Dandelion jelly originates from the French region of Franche-Comté, which is carpeted with yellow flowers each spring. In addition to jelly, locals also like to make dandelion leaf salads and dandelion wine.
Even though it’s a long way from spring, fear not: you can buy dried dandelions on Etsy. Follow our recipe to make a jar of what writer Anne Ewbank describes as “a golden spring on a spoon.”
Shipped with pasta
Every day, the women of Samawer, a restaurant in Amman, Jordan, work to prepare dozens of pastries and hearty meals. But they do more than serve guests; they preserve Circassian cuisine.
The Circassians are a predominantly Muslim group that once inhabited the northwestern Caucasus region. After losing a war against Russia in 1864, they were exiled to the Middle East. Today, around 90% of the group lives abroad.
The Jordanian-Circassian cuisine served at Samawer embodies this history of migration. Although the stick-to-your-ribs fare still reflects the cold Caucasus climate, it has some regional updates, such as the addition of bulgur wheat.
The ingredient is at the heart of Samawer’s signature dish, ships with pasta, which dips bulgur and rice patties in a nut sauce and a spicy sauce. If you can’t make it to Amman, the ladies behind Samawer have shared their recipe for the rich and hearty dish to try at home.
Most people are familiar with the term Tutti Frutti as an ambiguous “fruity” flavor applied to candy or chewing gum. But in the late 19th and early 20th century, it referred to a DIY fruit brandy mix that was all the rage in the United States.

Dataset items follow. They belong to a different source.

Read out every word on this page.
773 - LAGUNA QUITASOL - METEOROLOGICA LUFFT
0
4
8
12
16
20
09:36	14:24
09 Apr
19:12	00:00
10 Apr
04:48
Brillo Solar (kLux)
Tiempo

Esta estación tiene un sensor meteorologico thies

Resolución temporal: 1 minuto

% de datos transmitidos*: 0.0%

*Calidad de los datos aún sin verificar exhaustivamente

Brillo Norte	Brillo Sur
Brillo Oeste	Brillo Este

Although the contents of a jar of tutti frutti could vary, it always revolved around sugar, brandy, and any fruit that was in season. Housewives would often start their jars around May, when the strawberries began to appear, then gradually add other seasonal fruits in layers as the summer progressed.

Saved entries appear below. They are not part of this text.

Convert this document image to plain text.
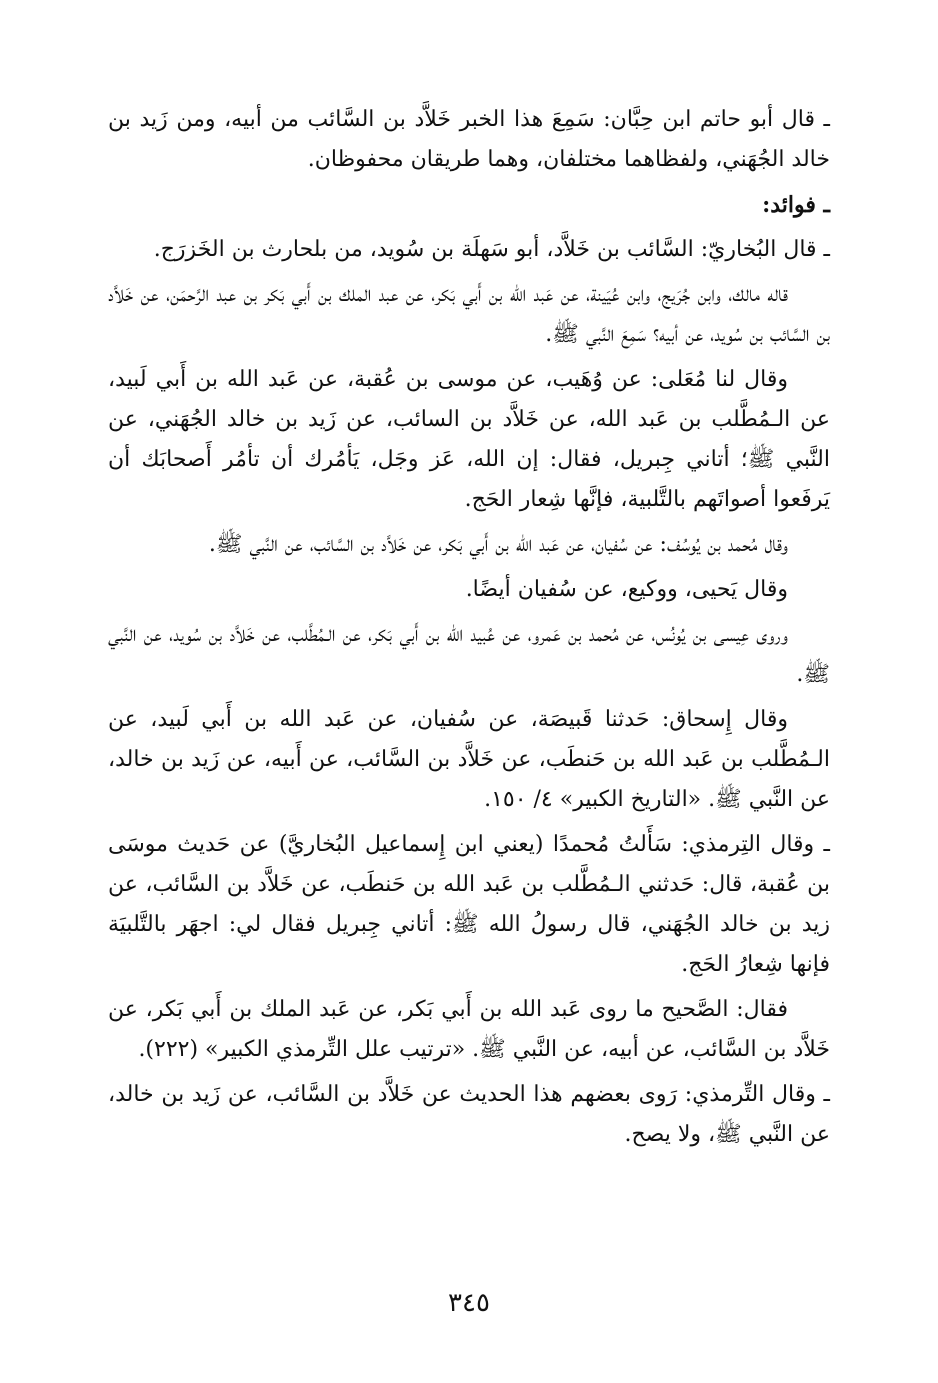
ـ قال أبو حاتم ابن حِبَّان: سَمِعَ هذا الخبر خَلاَّد بن السَّائب من أبيه، ومن زَيد بن خالد الجُهَني، ولفظاهما مختلفان، وهما طريقان محفوظان.

ـ فوائد:

ـ قال البُخاريّ: السَّائب بن خَلاَّد، أبو سَهلَة بن سُويد، من بلحارث بن الخَزرَج.

قاله مالك، وابن جُرَيج، وابن عُيَينة، عن عَبد الله بن أَبي بَكر، عن عبد الملك بن أَبي بَكر بن عبد الرَّحمَن، عن خَلاَّد بن السَّائب بن سُويد، عن أبيه؟ سَمِعَ النَّبي ﷺ.

وقال لنا مُعَلى: عن وُهَيب، عن موسى بن عُقبة، عن عَبد الله بن أَبي لَبيد، عن الـمُطَّلب بن عَبد الله، عن خَلاَّد بن السائب، عن زَيد بن خالد الجُهَني، عن النَّبي ﷺ؛ أتاني جِبريل، فقال: إن الله، عَز وجَل، يَأمُرك أن تأمُر أَصحابَك أن يَرفَعوا أصواتَهم بالتَّلبية، فإنَّها شِعار الحَج.

وقال مُحمد بن يُوسُف: عن سُفيان، عن عَبد الله بن أَبي بَكر، عن خَلاَّد بن السَّائب، عن النَّبي ﷺ.

وقال يَحيى، ووكيع، عن سُفيان أيضًا.

وروى عِيسى بن يُونُس، عن مُحمد بن عَمرو، عن عُبيد الله بن أَبي بَكر، عن الـمُطَّلب، عن خَلاَّد بن سُويد، عن النَّبي ﷺ.

وقال إِسحاق: حَدثنا قَبيصَة، عن سُفيان، عن عَبد الله بن أَبي لَبيد، عن الـمُطَّلب بن عَبد الله بن حَنطَب، عن خَلاَّد بن السَّائب، عن أَبيه، عن زَيد بن خالد، عن النَّبي ﷺ. «التاريخ الكبير» ٤/ ١٥٠.

ـ وقال التِرمذي: سَأَلتُ مُحمدًا (يعني ابن إِسماعيل البُخاريَّ) عن حَديث موسَى بن عُقبة، قال: حَدثني الـمُطَّلب بن عَبد الله بن حَنطَب، عن خَلاَّد بن السَّائب، عن زيد بن خالد الجُهَني، قال رسولُ الله ﷺ: أتاني جِبريل فقال لي: اجهَر بالتَّلبيَة فإنها شِعارُ الحَج.

فقال: الصَّحيح ما روى عَبد الله بن أَبي بَكر، عن عَبد الملك بن أَبي بَكر، عن خَلاَّد بن السَّائب، عن أبيه، عن النَّبي ﷺ. «ترتيب علل التِّرمذي الكبير» (٢٢٢).

ـ وقال التِّرمذي: رَوى بعضهم هذا الحديث عن خَلاَّد بن السَّائب، عن زَيد بن خالد، عن النَّبي ﷺ، ولا يصح.

٣٤٥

The result was a sweet, simmering mixture of hot fruit that would then be used to brush the flavor on everything from pudding to ice cream to meat.
But no longer need to wait for the right season to make tutti frutti. Start your own pot today with our recipe from writer Emily Wishingrad.

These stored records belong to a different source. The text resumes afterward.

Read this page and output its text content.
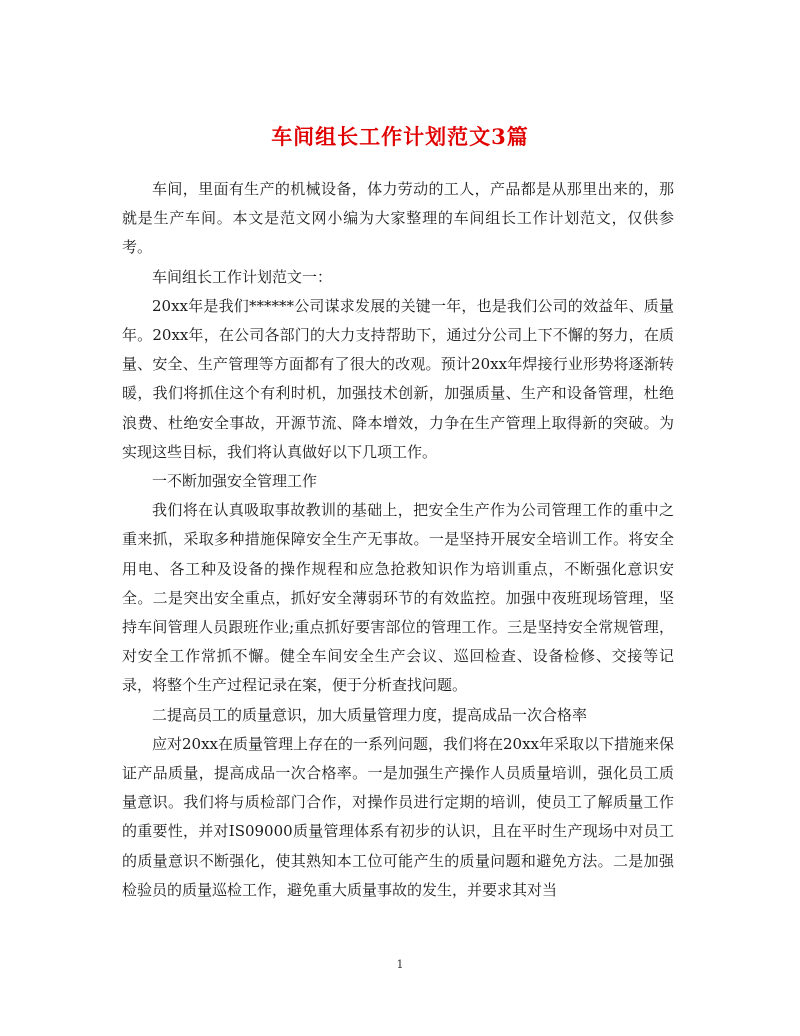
车间组长工作计划范文3篇

车间，里面有生产的机械设备，体力劳动的工人，产品都是从那里出来的，那就是生产车间。本文是范文网小编为大家整理的车间组长工作计划范文，仅供参考。

车间组长工作计划范文一：

20xx年是我们******公司谋求发展的关键一年，也是我们公司的效益年、质量年。20xx年，在公司各部门的大力支持帮助下，通过分公司上下不懈的努力，在质量、安全、生产管理等方面都有了很大的改观。预计20xx年焊接行业形势将逐渐转暖，我们将抓住这个有利时机，加强技术创新，加强质量、生产和设备管理，杜绝浪费、杜绝安全事故，开源节流、降本增效，力争在生产管理上取得新的突破。为实现这些目标，我们将认真做好以下几项工作。

一不断加强安全管理工作

我们将在认真吸取事故教训的基础上，把安全生产作为公司管理工作的重中之重来抓，采取多种措施保障安全生产无事故。一是坚持开展安全培训工作。将安全用电、各工种及设备的操作规程和应急抢救知识作为培训重点，不断强化意识安全。二是突出安全重点，抓好安全薄弱环节的有效监控。加强中夜班现场管理，坚持车间管理人员跟班作业;重点抓好要害部位的管理工作。三是坚持安全常规管理，对安全工作常抓不懈。健全车间安全生产会议、巡回检查、设备检修、交接等记录，将整个生产过程记录在案，便于分析查找问题。

二提高员工的质量意识，加大质量管理力度，提高成品一次合格率

应对20xx在质量管理上存在的一系列问题，我们将在20xx年采取以下措施来保证产品质量，提高成品一次合格率。一是加强生产操作人员质量培训，强化员工质量意识。我们将与质检部门合作，对操作员进行定期的培训，使员工了解质量工作的重要性，并对IS09000质量管理体系有初步的认识，且在平时生产现场中对员工的质量意识不断强化，使其熟知本工位可能产生的质量问题和避免方法。二是加强检验员的质量巡检工作，避免重大质量事故的发生，并要求其对当

1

I have a long-standing interest in funeral foods. There is something so powerful about their ability to comfort and bring a community together in times of grief. That’s what drew me to this dessert that was once so common in German memorials in Pennsylvania that it earned the name “burial pie.”
Although the raisin-based treat is hard to find today, you can still make your own. It’s the perfect balance between soft and dark.